I have spent my time well and not-so-well. In the “well” category, I’ve walked most every day, created some interesting meals, kept in Zoom contact with a few friends and my long-time writers’ critique group, and taken four Zoom-delivered classes. I’ve finished the first draft of my novel. In the current phase, I read, add, delete, read again, regret having deleted something, and rewrite or move on.
The “not-s0-well” category has been more troubling, that is, until I read an article by Brian X. Chen, originally published in the New York Times, titled, “How to snap out of your ‘doomscrolling’ habit.” Doomscrolling, now considered “internet lingo,” describes “the experience of sinking into emotional quicksand while bingeing on doom-and-gloom news.” Brian has my number.
And doom-and-gloom news is as prolific as the rabbits reproducing in my neighborhood.
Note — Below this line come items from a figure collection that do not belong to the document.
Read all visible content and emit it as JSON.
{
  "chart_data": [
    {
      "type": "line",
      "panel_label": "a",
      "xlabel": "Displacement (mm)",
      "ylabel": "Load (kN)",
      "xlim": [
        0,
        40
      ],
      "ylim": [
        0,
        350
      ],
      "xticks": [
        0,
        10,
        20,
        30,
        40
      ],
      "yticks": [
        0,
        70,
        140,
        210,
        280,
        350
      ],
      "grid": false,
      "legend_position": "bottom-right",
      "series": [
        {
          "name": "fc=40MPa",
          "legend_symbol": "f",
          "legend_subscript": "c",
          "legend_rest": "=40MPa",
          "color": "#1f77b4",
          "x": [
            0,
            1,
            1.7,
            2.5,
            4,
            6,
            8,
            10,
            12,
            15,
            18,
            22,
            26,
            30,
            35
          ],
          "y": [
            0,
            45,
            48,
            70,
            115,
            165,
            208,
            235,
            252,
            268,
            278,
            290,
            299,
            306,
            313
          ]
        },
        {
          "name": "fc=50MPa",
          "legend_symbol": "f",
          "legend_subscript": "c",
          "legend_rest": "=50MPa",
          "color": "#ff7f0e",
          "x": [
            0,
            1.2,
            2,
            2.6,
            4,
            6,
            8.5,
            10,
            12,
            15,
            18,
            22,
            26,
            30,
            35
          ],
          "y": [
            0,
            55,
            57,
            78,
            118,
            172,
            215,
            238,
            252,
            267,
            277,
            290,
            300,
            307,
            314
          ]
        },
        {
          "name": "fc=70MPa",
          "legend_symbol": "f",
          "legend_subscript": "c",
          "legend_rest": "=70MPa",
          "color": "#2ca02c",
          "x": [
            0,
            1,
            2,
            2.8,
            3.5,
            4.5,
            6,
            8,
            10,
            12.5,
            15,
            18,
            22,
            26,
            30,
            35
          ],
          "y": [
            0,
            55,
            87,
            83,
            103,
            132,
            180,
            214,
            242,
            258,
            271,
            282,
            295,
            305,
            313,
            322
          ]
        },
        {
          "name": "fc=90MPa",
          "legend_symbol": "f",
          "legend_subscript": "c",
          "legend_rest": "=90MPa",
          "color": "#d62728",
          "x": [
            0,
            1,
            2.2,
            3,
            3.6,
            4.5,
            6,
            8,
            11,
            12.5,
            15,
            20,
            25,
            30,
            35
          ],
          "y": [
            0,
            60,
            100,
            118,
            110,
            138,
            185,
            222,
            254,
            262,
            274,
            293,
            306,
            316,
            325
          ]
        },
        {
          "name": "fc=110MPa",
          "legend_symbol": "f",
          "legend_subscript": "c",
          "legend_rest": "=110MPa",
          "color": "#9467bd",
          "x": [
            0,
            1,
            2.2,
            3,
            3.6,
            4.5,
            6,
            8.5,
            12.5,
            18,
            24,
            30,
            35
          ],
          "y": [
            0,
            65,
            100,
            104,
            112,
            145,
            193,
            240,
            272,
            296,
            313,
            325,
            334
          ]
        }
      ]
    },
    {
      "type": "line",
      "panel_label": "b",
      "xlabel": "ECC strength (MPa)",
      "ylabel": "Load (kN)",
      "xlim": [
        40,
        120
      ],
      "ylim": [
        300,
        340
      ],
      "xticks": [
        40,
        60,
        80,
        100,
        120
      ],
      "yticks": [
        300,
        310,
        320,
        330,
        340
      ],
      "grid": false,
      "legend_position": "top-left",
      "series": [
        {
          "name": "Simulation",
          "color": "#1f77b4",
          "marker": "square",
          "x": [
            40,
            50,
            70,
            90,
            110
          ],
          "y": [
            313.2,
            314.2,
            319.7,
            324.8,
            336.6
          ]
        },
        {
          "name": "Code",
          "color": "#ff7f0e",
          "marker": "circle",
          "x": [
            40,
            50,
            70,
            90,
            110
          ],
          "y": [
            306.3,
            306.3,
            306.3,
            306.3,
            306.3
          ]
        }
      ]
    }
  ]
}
An icon on my computer dock, with the dangerous name, News, invites me to catch up on the latest via Politico, PBS, HuffPost, CNN, The Hill, and more. Reading these for breakfast, lunch, and dinner determines my mood for different segments of the day.
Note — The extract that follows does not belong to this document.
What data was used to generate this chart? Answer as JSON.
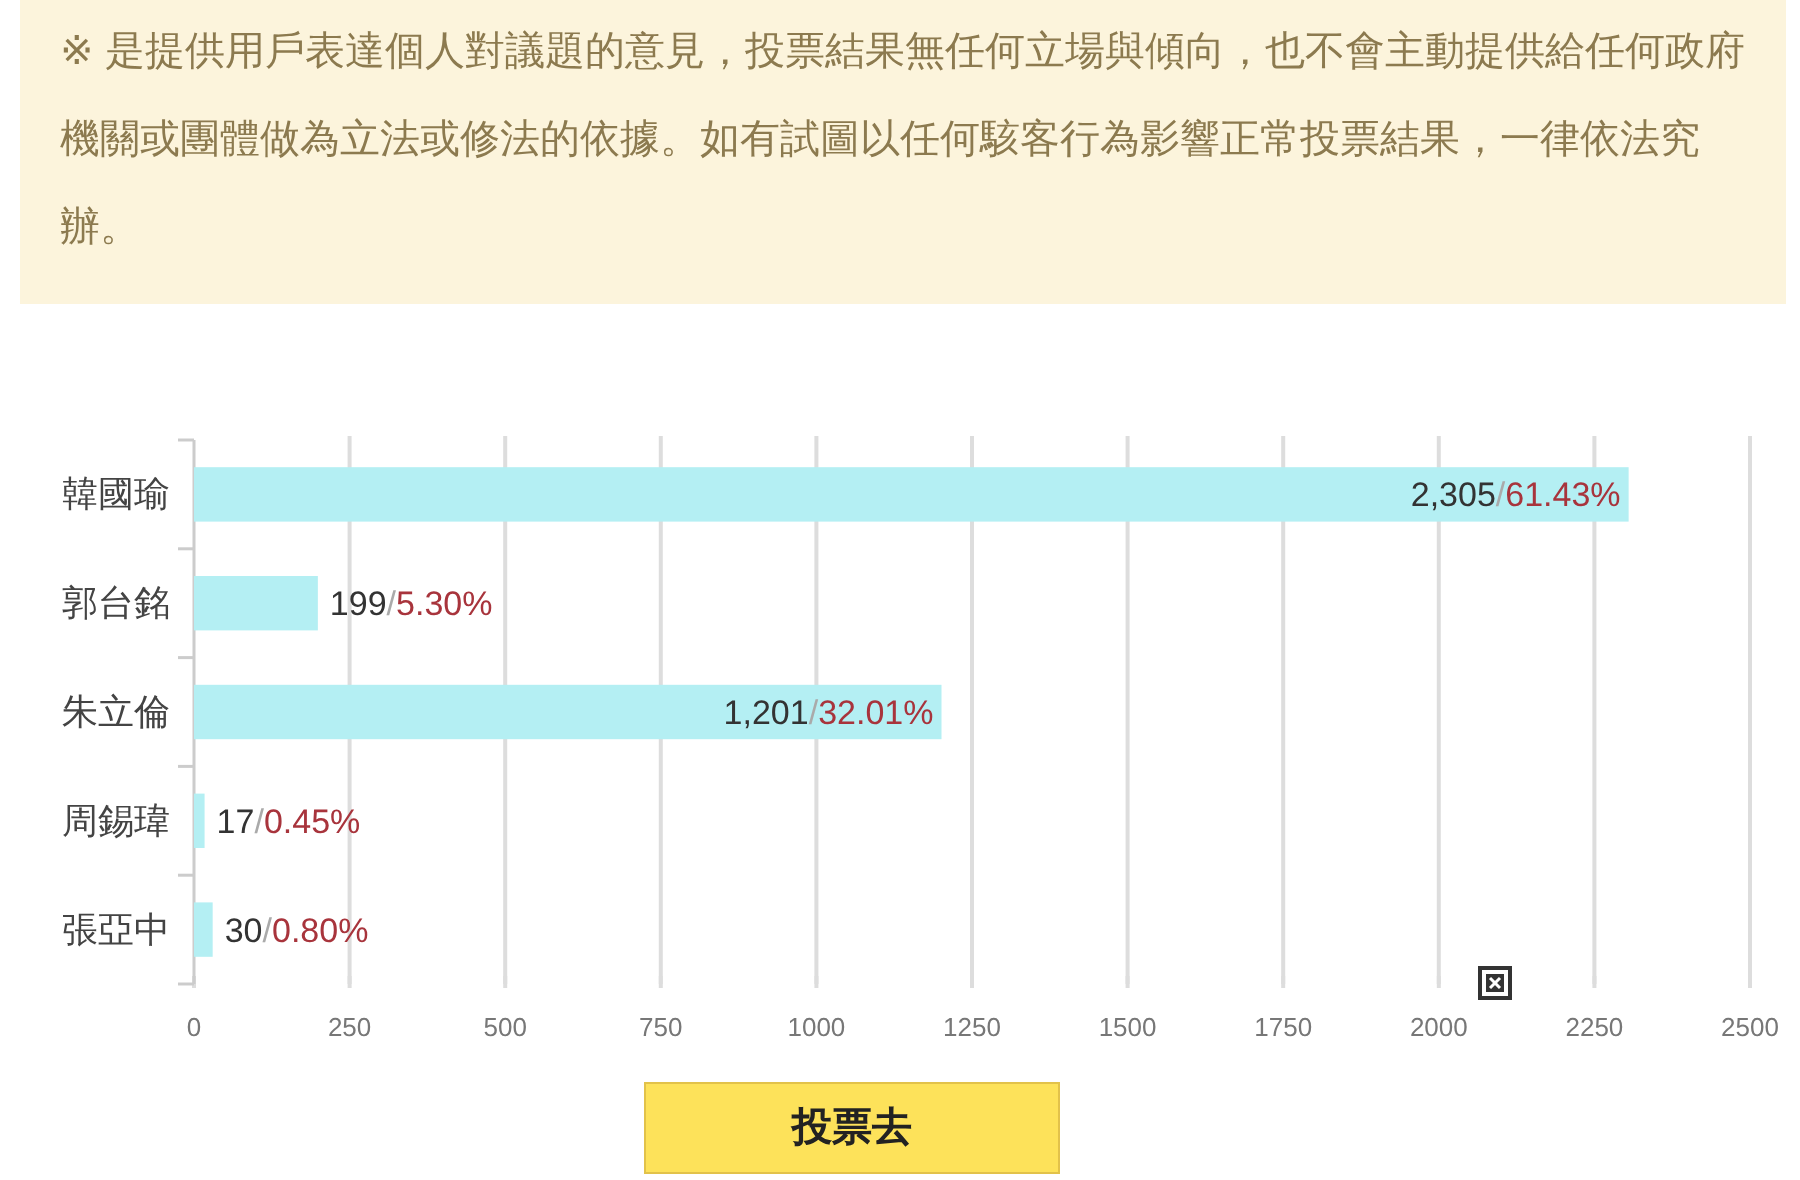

I’m thankful that I am not alone and that the writer turned to medical experts to help those of us addicted to “digital candy.” Treat it like a food diet, one doctor says, and don’t take that second helping. Or decide you don’t want to live your life as a hamster. This could help with not only the news diet, but the diet diet, because hamsters eat seeds, fruits and only the occasional burrowing insects. The experts also confirmed what I already knew: scrolling can increase anxiety, anger and depression. I have anxiety without scrolling and I don’t need to make the situation worse.
The experts recommended meditating, making a schedule, connecting with people we care about. I’ll add “no midday chocolate bars” to this list. I appreciated the advice of Sharon Salzberg, author of Real Change: Mindfulness to Heal Ourselves and the World: think about people who have helped you in the past and express positive wishes toward them. (If not in person, then silently.)
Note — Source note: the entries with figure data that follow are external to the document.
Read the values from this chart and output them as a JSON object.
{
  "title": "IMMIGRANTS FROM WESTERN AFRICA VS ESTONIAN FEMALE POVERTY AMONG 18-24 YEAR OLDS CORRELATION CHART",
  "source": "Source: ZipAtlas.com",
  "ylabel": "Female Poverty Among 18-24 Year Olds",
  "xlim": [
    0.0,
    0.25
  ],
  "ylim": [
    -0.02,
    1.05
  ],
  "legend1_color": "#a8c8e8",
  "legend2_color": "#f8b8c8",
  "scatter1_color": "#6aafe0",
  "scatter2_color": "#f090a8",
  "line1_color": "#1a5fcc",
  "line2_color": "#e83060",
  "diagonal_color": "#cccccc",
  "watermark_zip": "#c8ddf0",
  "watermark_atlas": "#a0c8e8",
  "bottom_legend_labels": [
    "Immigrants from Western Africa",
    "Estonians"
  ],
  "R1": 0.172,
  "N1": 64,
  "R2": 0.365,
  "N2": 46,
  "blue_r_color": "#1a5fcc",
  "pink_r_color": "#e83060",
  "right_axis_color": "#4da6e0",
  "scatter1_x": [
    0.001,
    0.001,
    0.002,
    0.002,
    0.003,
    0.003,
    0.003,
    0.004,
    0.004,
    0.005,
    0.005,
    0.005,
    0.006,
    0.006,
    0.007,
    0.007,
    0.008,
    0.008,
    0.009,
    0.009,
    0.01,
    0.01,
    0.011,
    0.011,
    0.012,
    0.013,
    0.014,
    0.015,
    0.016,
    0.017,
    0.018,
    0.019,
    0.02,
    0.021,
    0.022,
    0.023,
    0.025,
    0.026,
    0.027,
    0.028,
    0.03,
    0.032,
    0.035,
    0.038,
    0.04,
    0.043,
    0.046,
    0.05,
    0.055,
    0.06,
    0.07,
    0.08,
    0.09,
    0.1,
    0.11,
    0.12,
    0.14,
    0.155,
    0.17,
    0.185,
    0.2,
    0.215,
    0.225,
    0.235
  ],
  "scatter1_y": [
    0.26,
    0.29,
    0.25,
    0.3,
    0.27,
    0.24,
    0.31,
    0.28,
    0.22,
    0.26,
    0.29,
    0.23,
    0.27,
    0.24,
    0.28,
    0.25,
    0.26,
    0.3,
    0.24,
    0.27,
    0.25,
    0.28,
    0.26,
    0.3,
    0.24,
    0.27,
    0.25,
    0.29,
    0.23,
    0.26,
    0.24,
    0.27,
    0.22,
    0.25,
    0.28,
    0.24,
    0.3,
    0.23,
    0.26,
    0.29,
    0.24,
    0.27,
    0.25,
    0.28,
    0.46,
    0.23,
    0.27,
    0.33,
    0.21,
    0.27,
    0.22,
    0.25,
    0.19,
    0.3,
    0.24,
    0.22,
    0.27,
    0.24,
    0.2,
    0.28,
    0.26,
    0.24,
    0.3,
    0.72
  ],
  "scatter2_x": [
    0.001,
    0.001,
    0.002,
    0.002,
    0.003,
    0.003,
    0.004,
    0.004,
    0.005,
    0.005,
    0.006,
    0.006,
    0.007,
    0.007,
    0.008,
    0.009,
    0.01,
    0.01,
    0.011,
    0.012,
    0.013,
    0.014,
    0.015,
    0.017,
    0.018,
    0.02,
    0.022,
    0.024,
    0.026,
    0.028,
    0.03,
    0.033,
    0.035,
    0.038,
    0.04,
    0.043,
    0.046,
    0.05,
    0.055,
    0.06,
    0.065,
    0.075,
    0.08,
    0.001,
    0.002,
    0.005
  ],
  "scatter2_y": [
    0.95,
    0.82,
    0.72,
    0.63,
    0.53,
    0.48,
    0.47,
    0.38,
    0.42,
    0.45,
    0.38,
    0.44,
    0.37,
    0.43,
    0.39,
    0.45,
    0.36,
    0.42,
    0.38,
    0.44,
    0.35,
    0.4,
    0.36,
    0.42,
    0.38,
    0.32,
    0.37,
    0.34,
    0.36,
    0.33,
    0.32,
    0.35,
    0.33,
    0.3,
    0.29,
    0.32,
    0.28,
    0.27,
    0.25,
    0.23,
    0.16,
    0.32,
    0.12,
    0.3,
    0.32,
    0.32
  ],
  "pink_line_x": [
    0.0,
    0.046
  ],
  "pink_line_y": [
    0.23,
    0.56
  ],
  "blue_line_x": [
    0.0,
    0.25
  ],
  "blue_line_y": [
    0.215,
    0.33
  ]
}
The former surgeon general, Dr. Vivek Murthy, recommended spending time each day to make a connection to a friend. This reminds me of phone calls I received a week ago from two friends I haven’t seen in years. Not emails, not texts, but phone calls. I can’t remember the last time my phone rang and it wasn’t an IRS agent threatening to send the sheriff to arrest us or someone assuring me my Microsoft product was seriously flawed and I needed to share my credit card number for it to be repaired. Neither of the legitimate calls I received began as attempts to make connections. One woman asked if I had messaged her asking for the number of her bank account, and the other inquired about the death of a mutual friend. Both calls lasted well beyond my answers and left me smiling. (And please let me know if you receive a message from me asking about your bank account.)
Before I started writing this, I checked News and two other news websites. It’s going to be tough to stop feeding out of the troughs of new virus case numbers, presidential idiocies, feelings of shame about my country’s failures to corral the spread, and predictions of stay-at-home measures extending well into the future for the over-sixty crowd. But I am determined — reminds me of January 2 and my weight-loss resolutions.
Dr. Murthy has inspired me to go through my computer address book and start contacting people I haven’t spoken to since last year. And from the writer and the resource people he interviewed, I’ve decided to spend more time dreaming up blog posts than agonizing over which countries with sane leaders might accept me for the next few years.